This documentation is intended for developers who want to understand the design and architecture of Gen3.
The Gen3 platform is a set of services that enables users to use data and compute resources easily from various cloud providers. It also provides a user-friendly environment to organize and query data, and run computational analysis.
Files on disk that are typically analyzed as a whole or in chunks. They are typically petabyte scale in data commons and sit in object storage.
Data that are harmonized, indexed in various databases, discoverable, and queryable.
The following diagram describes all the user interactions in data management aspect.
A lot of data are generated during experiments and studies, and ideally are organized and annotated in a way that describes its context. All the ‘context’ is preserved in our ‘rich data’ database. The rich data store is presented in a graph-like relational model to depict the normalized relationships of all the concepts. Take the BloodPAC data model as an example. It describes a study conducted on many
cases (aka patients), how doctors gathered clinical information about each patient stored in nodes such as
family history, and how the hospital gathered samples from the patient and sent them to sequencing centers which produced sequencing files store in
submitted unaligned reads.
In order for a Gen3 Commons to preserve this rich data, a consistent data model with standard terminologies needs to be constructed. Our data model uses jsonschema, and stores the models as yaml fields in GitHub to make it easier for domain experts to make changes and track activity. The schema is then translated to database ORM(psqlgraph) and used by Gen3 microservices to do data validation and database interactions.
Our backend currently uses Postgres. This is not necessarily the optimal choice for complicated graph traversals, but we chose this database due to its robustness as a traditional relational database. The data model that is described in jsonschema is translated to a relational data model in Postgres, where every node and edge is a table. All properties are stored as jsonb in Postgres as opposed to separate columns. While this sacrifices some query performance, it supports frequent data modeling changes that are required by domain experts.
Sheepdog uses the dictionary-driven ORM to do metadata validation and submission as described in the following diagram: .
Peregrine exposes a query interface for the normalized rich data via GraphQL interface: .

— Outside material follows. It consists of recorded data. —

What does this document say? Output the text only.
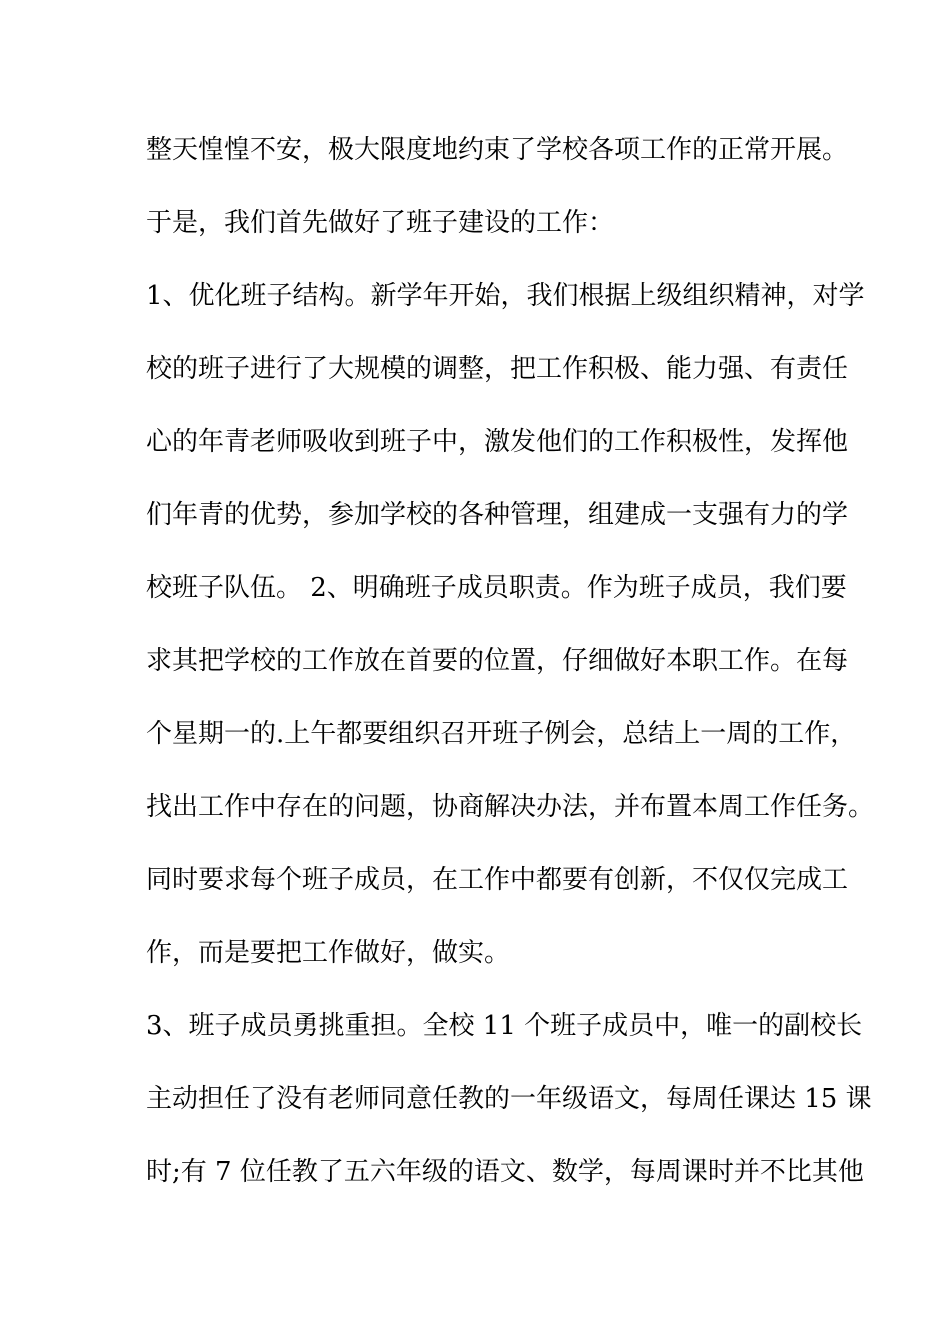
整天惶惶不安，极大限度地约束了学校各项工作的正常开展。
于是，我们首先做好了班子建设的工作：
1、优化班子结构。新学年开始，我们根据上级组织精神，对学
校的班子进行了大规模的调整，把工作积极、能力强、有责任
心的年青老师吸收到班子中，激发他们的工作积极性，发挥他
们年青的优势，参加学校的各种管理，组建成一支强有力的学
校班子队伍。 2、明确班子成员职责。作为班子成员，我们要
求其把学校的工作放在首要的位置，仔细做好本职工作。在每
个星期一的.上午都要组织召开班子例会，总结上一周的工作，
找出工作中存在的问题，协商解决办法，并布置本周工作任务。
同时要求每个班子成员，在工作中都要有创新，不仅仅完成工
作，而是要把工作做好，做实。
3、班子成员勇挑重担。全校 11 个班子成员中，唯一的副校长
主动担任了没有老师同意任教的一年级语文，每周任课达 15 课
时;有 7 位任教了五六年级的语文、数学，每周课时并不比其他
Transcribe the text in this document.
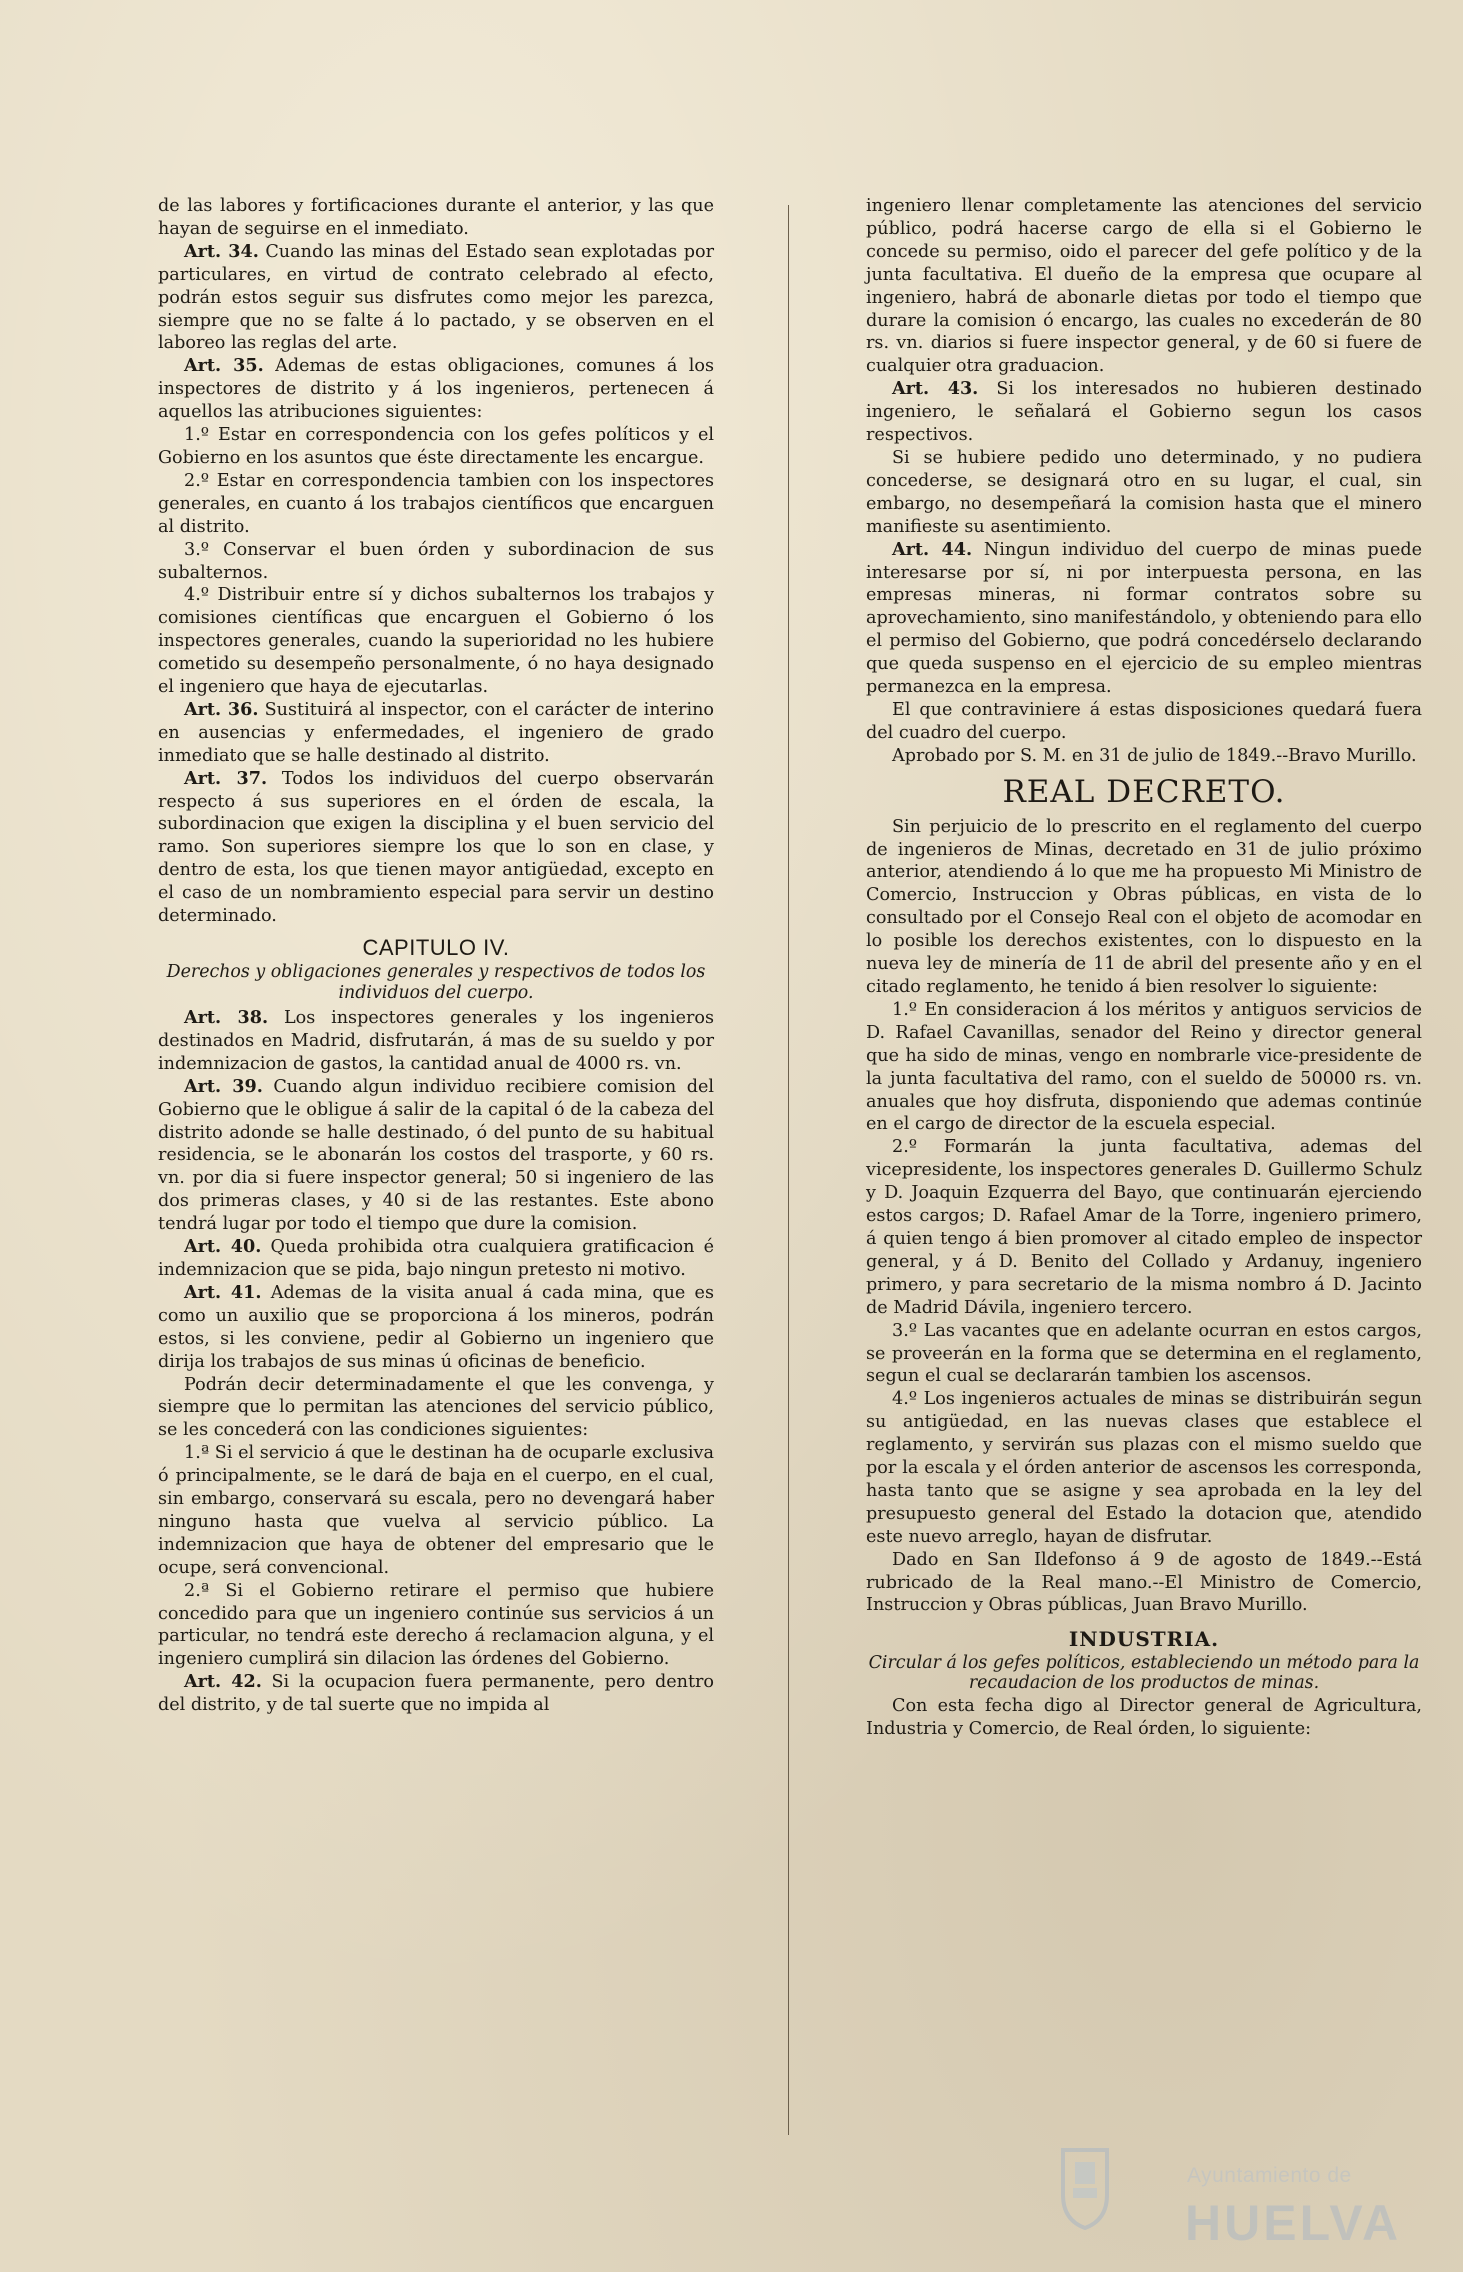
de las labores y fortificaciones durante el anterior, y las que hayan de seguirse en el inmediato.

Art. 34. Cuando las minas del Estado sean explotadas por particulares, en virtud de contrato celebrado al efecto, podrán estos seguir sus disfrutes como mejor les parezca, siempre que no se falte á lo pactado, y se observen en el laboreo las reglas del arte.

Art. 35. Ademas de estas obligaciones, comunes á los inspectores de distrito y á los ingenieros, pertenecen á aquellos las atribuciones siguientes:

1.º Estar en correspondencia con los gefes políticos y el Gobierno en los asuntos que éste directamente les encargue.

2.º Estar en correspondencia tambien con los inspectores generales, en cuanto á los trabajos científicos que encarguen al distrito.

3.º Conservar el buen órden y subordinacion de sus subalternos.

4.º Distribuir entre sí y dichos subalternos los trabajos y comisiones científicas que encarguen el Gobierno ó los inspectores generales, cuando la superioridad no les hubiere cometido su desempeño personalmente, ó no haya designado el ingeniero que haya de ejecutarlas.

Art. 36. Sustituirá al inspector, con el carácter de interino en ausencias y enfermedades, el ingeniero de grado inmediato que se halle destinado al distrito.

Art. 37. Todos los individuos del cuerpo observarán respecto á sus superiores en el órden de escala, la subordinacion que exigen la disciplina y el buen servicio del ramo. Son superiores siempre los que lo son en clase, y dentro de esta, los que tienen mayor antigüedad, excepto en el caso de un nombramiento especial para servir un destino determinado.

CAPITULO IV.
Derechos y obligaciones generales y respectivos de todos los individuos del cuerpo.

Art. 38. Los inspectores generales y los ingenieros destinados en Madrid, disfrutarán, á mas de su sueldo y por indemnizacion de gastos, la cantidad anual de 4000 rs. vn.

Art. 39. Cuando algun individuo recibiere comision del Gobierno que le obligue á salir de la capital ó de la cabeza del distrito adonde se halle destinado, ó del punto de su habitual residencia, se le abonarán los costos del trasporte, y 60 rs. vn. por dia si fuere inspector general; 50 si ingeniero de las dos primeras clases, y 40 si de las restantes. Este abono tendrá lugar por todo el tiempo que dure la comision.

Art. 40. Queda prohibida otra cualquiera gratificacion é indemnizacion que se pida, bajo ningun pretesto ni motivo.

Art. 41. Ademas de la visita anual á cada mina, que es como un auxilio que se proporciona á los mineros, podrán estos, si les conviene, pedir al Gobierno un ingeniero que dirija los trabajos de sus minas ú oficinas de beneficio.

Podrán decir determinadamente el que les convenga, y siempre que lo permitan las atenciones del servicio público, se les concederá con las condiciones siguientes:

1.ª Si el servicio á que le destinan ha de ocuparle exclusiva ó principalmente, se le dará de baja en el cuerpo, en el cual, sin embargo, conservará su escala, pero no devengará haber ninguno hasta que vuelva al servicio público. La indemnizacion que haya de obtener del empresario que le ocupe, será convencional.

2.ª Si el Gobierno retirare el permiso que hubiere concedido para que un ingeniero continúe sus servicios á un particular, no tendrá este derecho á reclamacion alguna, y el ingeniero cumplirá sin dilacion las órdenes del Gobierno.

Art. 42. Si la ocupacion fuera permanente, pero dentro del distrito, y de tal suerte que no impida al

ingeniero llenar completamente las atenciones del servicio público, podrá hacerse cargo de ella si el Gobierno le concede su permiso, oido el parecer del gefe político y de la junta facultativa. El dueño de la empresa que ocupare al ingeniero, habrá de abonarle dietas por todo el tiempo que durare la comision ó encargo, las cuales no excederán de 80 rs. vn. diarios si fuere inspector general, y de 60 si fuere de cualquier otra graduacion.

Art. 43. Si los interesados no hubieren destinado ingeniero, le señalará el Gobierno segun los casos respectivos.

Si se hubiere pedido uno determinado, y no pudiera concederse, se designará otro en su lugar, el cual, sin embargo, no desempeñará la comision hasta que el minero manifieste su asentimiento.

Art. 44. Ningun individuo del cuerpo de minas puede interesarse por sí, ni por interpuesta persona, en las empresas mineras, ni formar contratos sobre su aprovechamiento, sino manifestándolo, y obteniendo para ello el permiso del Gobierno, que podrá concedérselo declarando que queda suspenso en el ejercicio de su empleo mientras permanezca en la empresa.

El que contraviniere á estas disposiciones quedará fuera del cuadro del cuerpo.

Aprobado por S. M. en 31 de julio de 1849.--Bravo Murillo.

REAL DECRETO.

Sin perjuicio de lo prescrito en el reglamento del cuerpo de ingenieros de Minas, decretado en 31 de julio próximo anterior, atendiendo á lo que me ha propuesto Mi Ministro de Comercio, Instruccion y Obras públicas, en vista de lo consultado por el Consejo Real con el objeto de acomodar en lo posible los derechos existentes, con lo dispuesto en la nueva ley de minería de 11 de abril del presente año y en el citado reglamento, he tenido á bien resolver lo siguiente:

1.º En consideracion á los méritos y antiguos servicios de D. Rafael Cavanillas, senador del Reino y director general que ha sido de minas, vengo en nombrarle vice-presidente de la junta facultativa del ramo, con el sueldo de 50000 rs. vn. anuales que hoy disfruta, disponiendo que ademas continúe en el cargo de director de la escuela especial.

2.º Formarán la junta facultativa, ademas del vicepresidente, los inspectores generales D. Guillermo Schulz y D. Joaquin Ezquerra del Bayo, que continuarán ejerciendo estos cargos; D. Rafael Amar de la Torre, ingeniero primero, á quien tengo á bien promover al citado empleo de inspector general, y á D. Benito del Collado y Ardanuy, ingeniero primero, y para secretario de la misma nombro á D. Jacinto de Madrid Dávila, ingeniero tercero.

3.º Las vacantes que en adelante ocurran en estos cargos, se proveerán en la forma que se determina en el reglamento, segun el cual se declararán tambien los ascensos.

4.º Los ingenieros actuales de minas se distribuirán segun su antigüedad, en las nuevas clases que establece el reglamento, y servirán sus plazas con el mismo sueldo que por la escala y el órden anterior de ascensos les corresponda, hasta tanto que se asigne y sea aprobada en la ley del presupuesto general del Estado la dotacion que, atendido este nuevo arreglo, hayan de disfrutar.

Dado en San Ildefonso á 9 de agosto de 1849.--Está rubricado de la Real mano.--El Ministro de Comercio, Instruccion y Obras públicas, Juan Bravo Murillo.

INDUSTRIA.
Circular á los gefes políticos, estableciendo un método para la recaudacion de los productos de minas.

Con esta fecha digo al Director general de Agricultura, Industria y Comercio, de Real órden, lo siguiente:

Ayuntamiento de
HUELVA
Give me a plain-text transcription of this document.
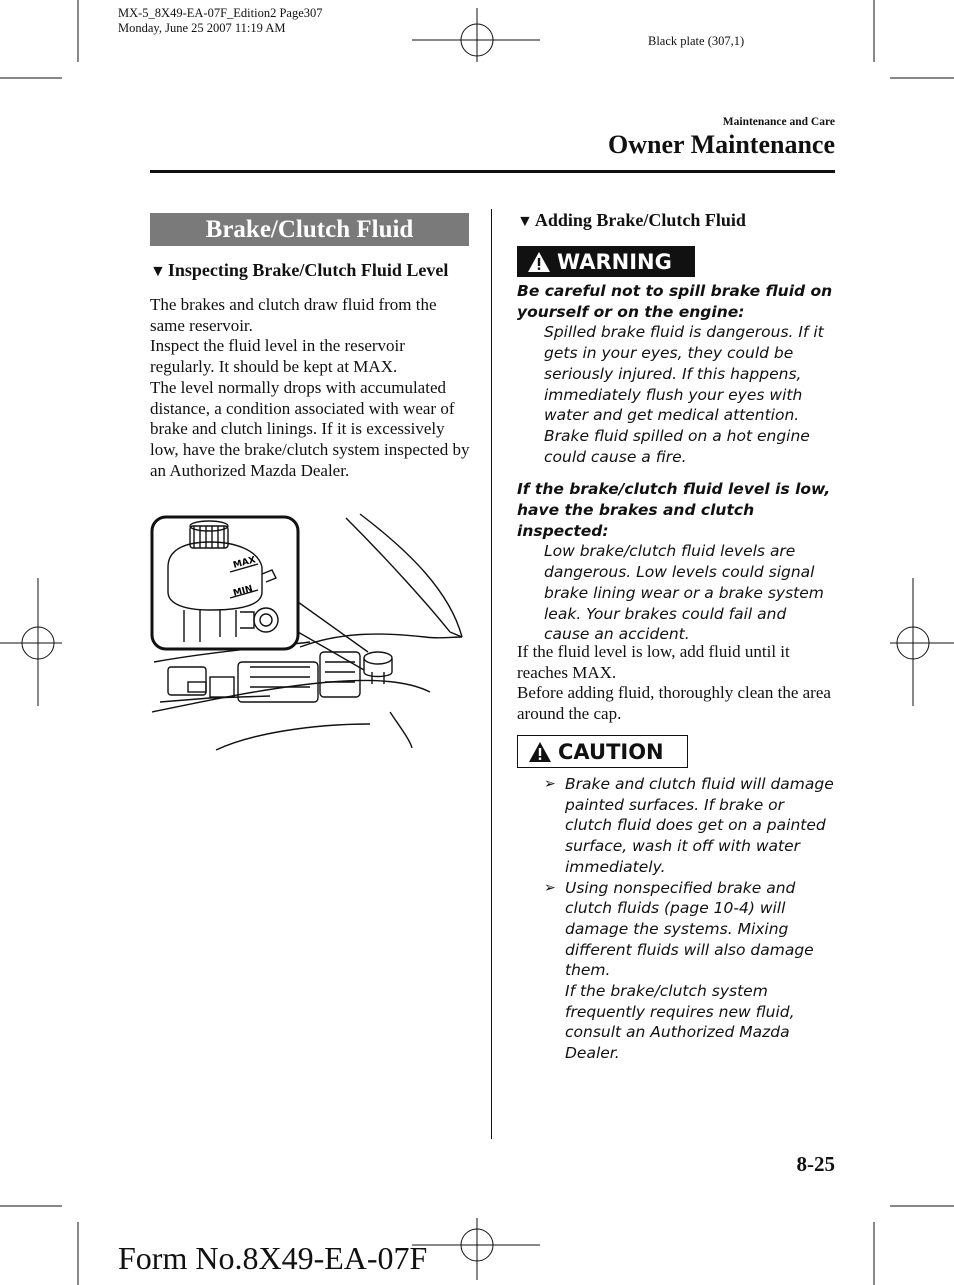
MX-5_8X49-EA-07F_Edition2 Page307
Monday, June 25 2007 11:19 AM
Black plate (307,1)
Maintenance and Care
Owner Maintenance
Brake/Clutch Fluid
▼ Inspecting Brake/Clutch Fluid Level
The brakes and clutch draw fluid from the same reservoir.
Inspect the fluid level in the reservoir regularly. It should be kept at MAX.
The level normally drops with accumulated distance, a condition associated with wear of brake and clutch linings. If it is excessively low, have the brake/clutch system inspected by an Authorized Mazda Dealer.
MAX
MIN
▼ Adding Brake/Clutch Fluid
WARNING
Be careful not to spill brake fluid on yourself or on the engine:
Spilled brake fluid is dangerous. If it gets in your eyes, they could be seriously injured. If this happens, immediately flush your eyes with water and get medical attention. Brake fluid spilled on a hot engine could cause a fire.
If the brake/clutch fluid level is low, have the brakes and clutch inspected:
Low brake/clutch fluid levels are dangerous. Low levels could signal brake lining wear or a brake system leak. Your brakes could fail and cause an accident.
If the fluid level is low, add fluid until it reaches MAX.
Before adding fluid, thoroughly clean the area around the cap.
CAUTION
➢ Brake and clutch fluid will damage painted surfaces. If brake or clutch fluid does get on a painted surface, wash it off with water immediately.
➢ Using nonspecified brake and clutch fluids (page 10-4) will damage the systems. Mixing different fluids will also damage them.
If the brake/clutch system frequently requires new fluid, consult an Authorized Mazda Dealer.
8-25
Form No.8X49-EA-07F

Separately, users use gen3-client to request temporary urls to do raw data download/upload: .
This is an alpha feature
After we collect valuable data from various submitters, we would like to expose it in a user-friendly web interface. Understanding the datamodel and knowing how to traverse the graph is intimidating for a general Gen3 user, so we created an ETL application - tube to denormalize the graph to several types of flat documents to cater to several major use cases.
Tube is driven by configuration files which describe the flat document structure and the mapping logic from the graph model, so that it’s generic and can support various datamodels in different commons. For most of the biomedical commons, there are two types of flat documents that satisfy the majority of users:
Workspaces are the compute component of a data commons. Workspaces allow users to execute analysis tasks on data without moving the data to another remote environment. Workspaces come in many forms, currently Gen3 integrates what it calls lightweight workspaces. Lightweight workspaces are designed to allow for quick analysis of data, and the creation of workflow jobs in the workflow system.
JupyterHub is a service which allows for multiple Jupyter notebooks to be run by multiple users on a central server. The isolation of the user notebooks depends on the spawner used, and in this case relies on the isolation provided between Kubernetes pods. The Gen3 JupyterHub service is based on Zero to JupyterHub and Kubeflow.
The following diagram shows the authorization flow for the JupyterHub instances. We utilize the Revproxy and Fence acting as an API gateway for these workspaces. JupyterHub is configured with the remote user auth plugin so that users are authed based on the
JupyterHub runs in a container with an HTTP proxy. The proxy has dynamic routing that routes either to the hub or to the user’s spawned jupyter notebook container.
JupyterHub is deployed into the default namespace for the commons, but user pods are deployed into the specific
jupyter-pods namespace to provide an added layer of isolation. This is accomplished using the Kubespawner plugin for JupyterHub. Eventually, users will be deployed into their own Kubernetes namespace so that they can utilize the K8s API to spin up clusters for Spark or Dask. We are tracking issues related to the creation and monitoring of multiple namespaces in Kubespawner 1 2. We use a customized JupyterHub which contains additional code to cull idle notebooks after several hours of inactivity. This automatically scales down the cluster again when the notebooks are no longer in use by users.
Notebook servers are configured with persistent storage mounted into
/home/jovyan/pd for users to store scripts and configurations which they wish to persist past notebook shutdown. In the future we would like to change this to have the storage for the user in the notebook backed by the cloud object storage (S3 or GCS) to improve scalability and the ability to load data into the containers for users.
Currently, we support user selectable notebook containers and resource allocations from a prepopulated list. Earth science and Bioinformatics notebooks are available with popular libraries preconfigured.
We also configure a prepuller daemonset on K8s to pull the docker images for common user notebooks to each node in the cluster. This significantly speeds up launch time as these images can be many GB in size.
Full workspaces, i.e. workflow systems that run analysis pipelines at scale over data, are still to be implemented into Gen3.